Here's what happened. The police arrested Mr. King in on assault charges. Using state law, they swabbed King's cheek to get a DNA sample, and then submitted the sample to the federal DNA database to see if there were any matches. The database eventually matched King's DNA to biological material from a rape six years earlier. The prosecutors used the DNA match against Mr. King, who was convicted and sentenced to life in prison for the rape.

The Maryland Court of Appeals threw out King's conviction. The state court noted that King was presumed innocent at the time of the initial arrest and that his DNA was not taken to prove that charge. The Maryland court held that the DNA collection was nothing more than a state fishing expedition for anything prosecutors could catch.

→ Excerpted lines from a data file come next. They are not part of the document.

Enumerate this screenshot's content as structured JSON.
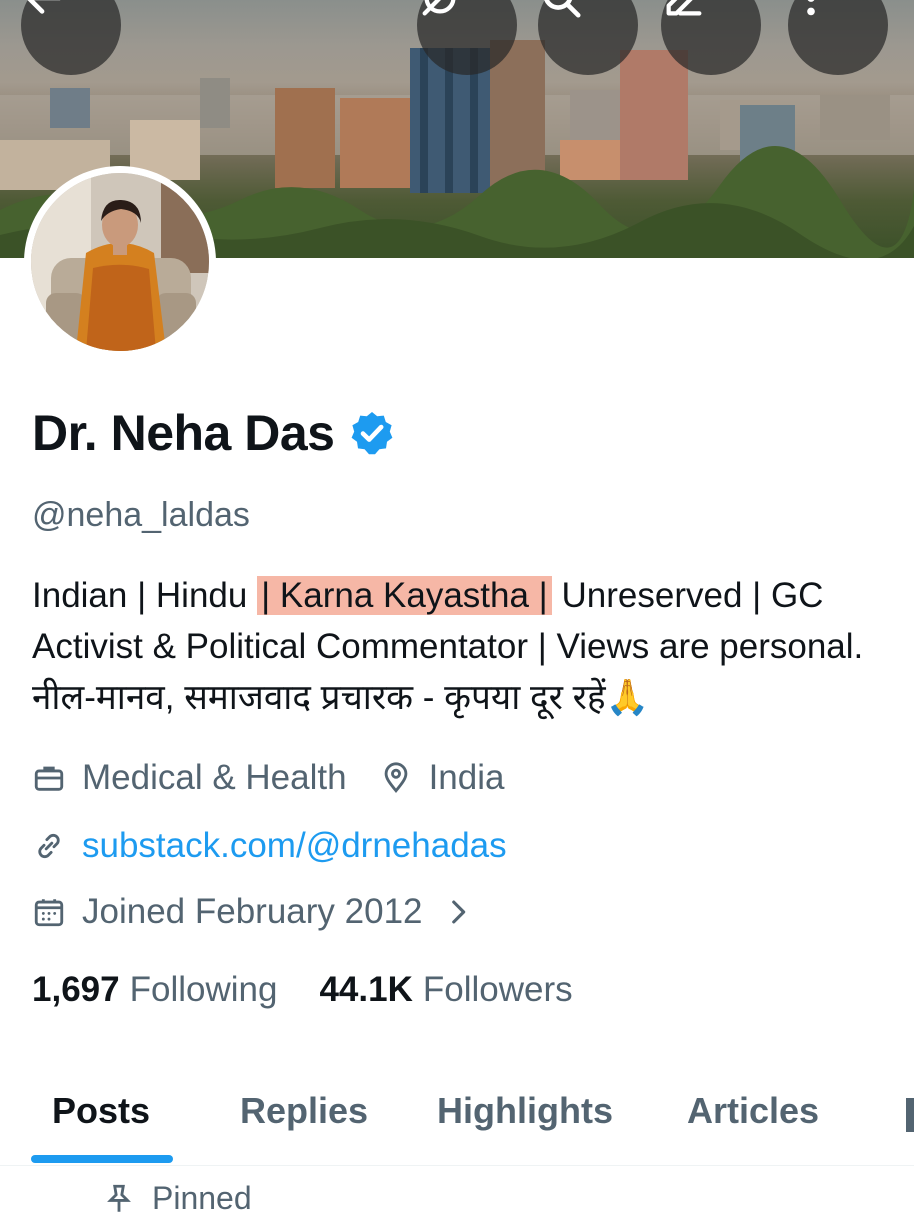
{
  "header": {
    "back_icon": "arrow-left-icon",
    "grok_icon": "grok-icon",
    "search_icon": "search-icon",
    "edit_icon": "pencil-icon",
    "more_icon": "more-vertical-icon"
  },
  "profile": {
    "name": "Dr. Neha Das",
    "verified": true,
    "handle": "@neha_laldas",
    "bio_part1": "Indian | Hindu ",
    "bio_highlight": "| Karna Kayastha |",
    "bio_part2": " Unreserved | GC Activist & Political Commentator | Views are personal. नील-मानव, समाजवाद प्रचारक - कृपया दूर रहें🙏",
    "category": "Medical & Health",
    "location": "India",
    "website": "substack.com/@drnehadas",
    "joined": "Joined February 2012"
  },
  "stats": {
    "following_count": "1,697",
    "following_label": "Following",
    "followers_count": "44.1K",
    "followers_label": "Followers"
  },
  "tabs": [
    {
      "label": "Posts",
      "active": true
    },
    {
      "label": "Replies",
      "active": false
    },
    {
      "label": "Highlights",
      "active": false
    },
    {
      "label": "Articles",
      "active": false
    }
  ],
  "pinned": {
    "label": "Pinned"
  },
  "colors": {
    "accent": "#1d9bf0",
    "text": "#0f1419",
    "secondary": "#536471",
    "highlight": "#f6b7a6"
  }
}
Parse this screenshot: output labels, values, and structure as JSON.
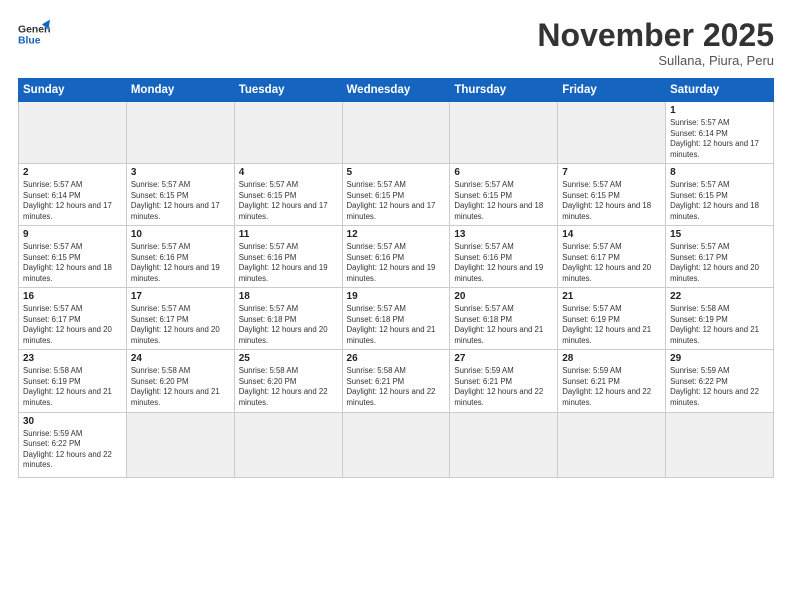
{
  "logo": {
    "general": "General",
    "blue": "Blue"
  },
  "header": {
    "month": "November 2025",
    "location": "Sullana, Piura, Peru"
  },
  "weekdays": [
    "Sunday",
    "Monday",
    "Tuesday",
    "Wednesday",
    "Thursday",
    "Friday",
    "Saturday"
  ],
  "weeks": [
    [
      {
        "day": "",
        "empty": true
      },
      {
        "day": "",
        "empty": true
      },
      {
        "day": "",
        "empty": true
      },
      {
        "day": "",
        "empty": true
      },
      {
        "day": "",
        "empty": true
      },
      {
        "day": "",
        "empty": true
      },
      {
        "day": "1",
        "sunrise": "Sunrise: 5:57 AM",
        "sunset": "Sunset: 6:14 PM",
        "daylight": "Daylight: 12 hours and 17 minutes."
      }
    ],
    [
      {
        "day": "2",
        "sunrise": "Sunrise: 5:57 AM",
        "sunset": "Sunset: 6:14 PM",
        "daylight": "Daylight: 12 hours and 17 minutes."
      },
      {
        "day": "3",
        "sunrise": "Sunrise: 5:57 AM",
        "sunset": "Sunset: 6:15 PM",
        "daylight": "Daylight: 12 hours and 17 minutes."
      },
      {
        "day": "4",
        "sunrise": "Sunrise: 5:57 AM",
        "sunset": "Sunset: 6:15 PM",
        "daylight": "Daylight: 12 hours and 17 minutes."
      },
      {
        "day": "5",
        "sunrise": "Sunrise: 5:57 AM",
        "sunset": "Sunset: 6:15 PM",
        "daylight": "Daylight: 12 hours and 17 minutes."
      },
      {
        "day": "6",
        "sunrise": "Sunrise: 5:57 AM",
        "sunset": "Sunset: 6:15 PM",
        "daylight": "Daylight: 12 hours and 18 minutes."
      },
      {
        "day": "7",
        "sunrise": "Sunrise: 5:57 AM",
        "sunset": "Sunset: 6:15 PM",
        "daylight": "Daylight: 12 hours and 18 minutes."
      },
      {
        "day": "8",
        "sunrise": "Sunrise: 5:57 AM",
        "sunset": "Sunset: 6:15 PM",
        "daylight": "Daylight: 12 hours and 18 minutes."
      }
    ],
    [
      {
        "day": "9",
        "sunrise": "Sunrise: 5:57 AM",
        "sunset": "Sunset: 6:15 PM",
        "daylight": "Daylight: 12 hours and 18 minutes."
      },
      {
        "day": "10",
        "sunrise": "Sunrise: 5:57 AM",
        "sunset": "Sunset: 6:16 PM",
        "daylight": "Daylight: 12 hours and 19 minutes."
      },
      {
        "day": "11",
        "sunrise": "Sunrise: 5:57 AM",
        "sunset": "Sunset: 6:16 PM",
        "daylight": "Daylight: 12 hours and 19 minutes."
      },
      {
        "day": "12",
        "sunrise": "Sunrise: 5:57 AM",
        "sunset": "Sunset: 6:16 PM",
        "daylight": "Daylight: 12 hours and 19 minutes."
      },
      {
        "day": "13",
        "sunrise": "Sunrise: 5:57 AM",
        "sunset": "Sunset: 6:16 PM",
        "daylight": "Daylight: 12 hours and 19 minutes."
      },
      {
        "day": "14",
        "sunrise": "Sunrise: 5:57 AM",
        "sunset": "Sunset: 6:17 PM",
        "daylight": "Daylight: 12 hours and 20 minutes."
      },
      {
        "day": "15",
        "sunrise": "Sunrise: 5:57 AM",
        "sunset": "Sunset: 6:17 PM",
        "daylight": "Daylight: 12 hours and 20 minutes."
      }
    ],
    [
      {
        "day": "16",
        "sunrise": "Sunrise: 5:57 AM",
        "sunset": "Sunset: 6:17 PM",
        "daylight": "Daylight: 12 hours and 20 minutes."
      },
      {
        "day": "17",
        "sunrise": "Sunrise: 5:57 AM",
        "sunset": "Sunset: 6:17 PM",
        "daylight": "Daylight: 12 hours and 20 minutes."
      },
      {
        "day": "18",
        "sunrise": "Sunrise: 5:57 AM",
        "sunset": "Sunset: 6:18 PM",
        "daylight": "Daylight: 12 hours and 20 minutes."
      },
      {
        "day": "19",
        "sunrise": "Sunrise: 5:57 AM",
        "sunset": "Sunset: 6:18 PM",
        "daylight": "Daylight: 12 hours and 21 minutes."
      },
      {
        "day": "20",
        "sunrise": "Sunrise: 5:57 AM",
        "sunset": "Sunset: 6:18 PM",
        "daylight": "Daylight: 12 hours and 21 minutes."
      },
      {
        "day": "21",
        "sunrise": "Sunrise: 5:57 AM",
        "sunset": "Sunset: 6:19 PM",
        "daylight": "Daylight: 12 hours and 21 minutes."
      },
      {
        "day": "22",
        "sunrise": "Sunrise: 5:58 AM",
        "sunset": "Sunset: 6:19 PM",
        "daylight": "Daylight: 12 hours and 21 minutes."
      }
    ],
    [
      {
        "day": "23",
        "sunrise": "Sunrise: 5:58 AM",
        "sunset": "Sunset: 6:19 PM",
        "daylight": "Daylight: 12 hours and 21 minutes."
      },
      {
        "day": "24",
        "sunrise": "Sunrise: 5:58 AM",
        "sunset": "Sunset: 6:20 PM",
        "daylight": "Daylight: 12 hours and 21 minutes."
      },
      {
        "day": "25",
        "sunrise": "Sunrise: 5:58 AM",
        "sunset": "Sunset: 6:20 PM",
        "daylight": "Daylight: 12 hours and 22 minutes."
      },
      {
        "day": "26",
        "sunrise": "Sunrise: 5:58 AM",
        "sunset": "Sunset: 6:21 PM",
        "daylight": "Daylight: 12 hours and 22 minutes."
      },
      {
        "day": "27",
        "sunrise": "Sunrise: 5:59 AM",
        "sunset": "Sunset: 6:21 PM",
        "daylight": "Daylight: 12 hours and 22 minutes."
      },
      {
        "day": "28",
        "sunrise": "Sunrise: 5:59 AM",
        "sunset": "Sunset: 6:21 PM",
        "daylight": "Daylight: 12 hours and 22 minutes."
      },
      {
        "day": "29",
        "sunrise": "Sunrise: 5:59 AM",
        "sunset": "Sunset: 6:22 PM",
        "daylight": "Daylight: 12 hours and 22 minutes."
      }
    ],
    [
      {
        "day": "30",
        "sunrise": "Sunrise: 5:59 AM",
        "sunset": "Sunset: 6:22 PM",
        "daylight": "Daylight: 12 hours and 22 minutes."
      },
      {
        "day": "",
        "empty": true
      },
      {
        "day": "",
        "empty": true
      },
      {
        "day": "",
        "empty": true
      },
      {
        "day": "",
        "empty": true
      },
      {
        "day": "",
        "empty": true
      },
      {
        "day": "",
        "empty": true
      }
    ]
  ]
}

Again, this is a never-ending debate, encompassing the tension between personal privacy and the desires of Twenty-First Century crime fighters. We tend to forget that these cases almost always arise in the context of a seemingly guilty person's appeal of a horrible crime. However, if they can take DNA from a "bad" person, they can do the same thing to a "good" citizen who is falsely arrested. It does not take a lot of imagination to come up with scenarios where DNA can later be used against this "good" person, and if Mr. King loses this case, that will almost certainly happen.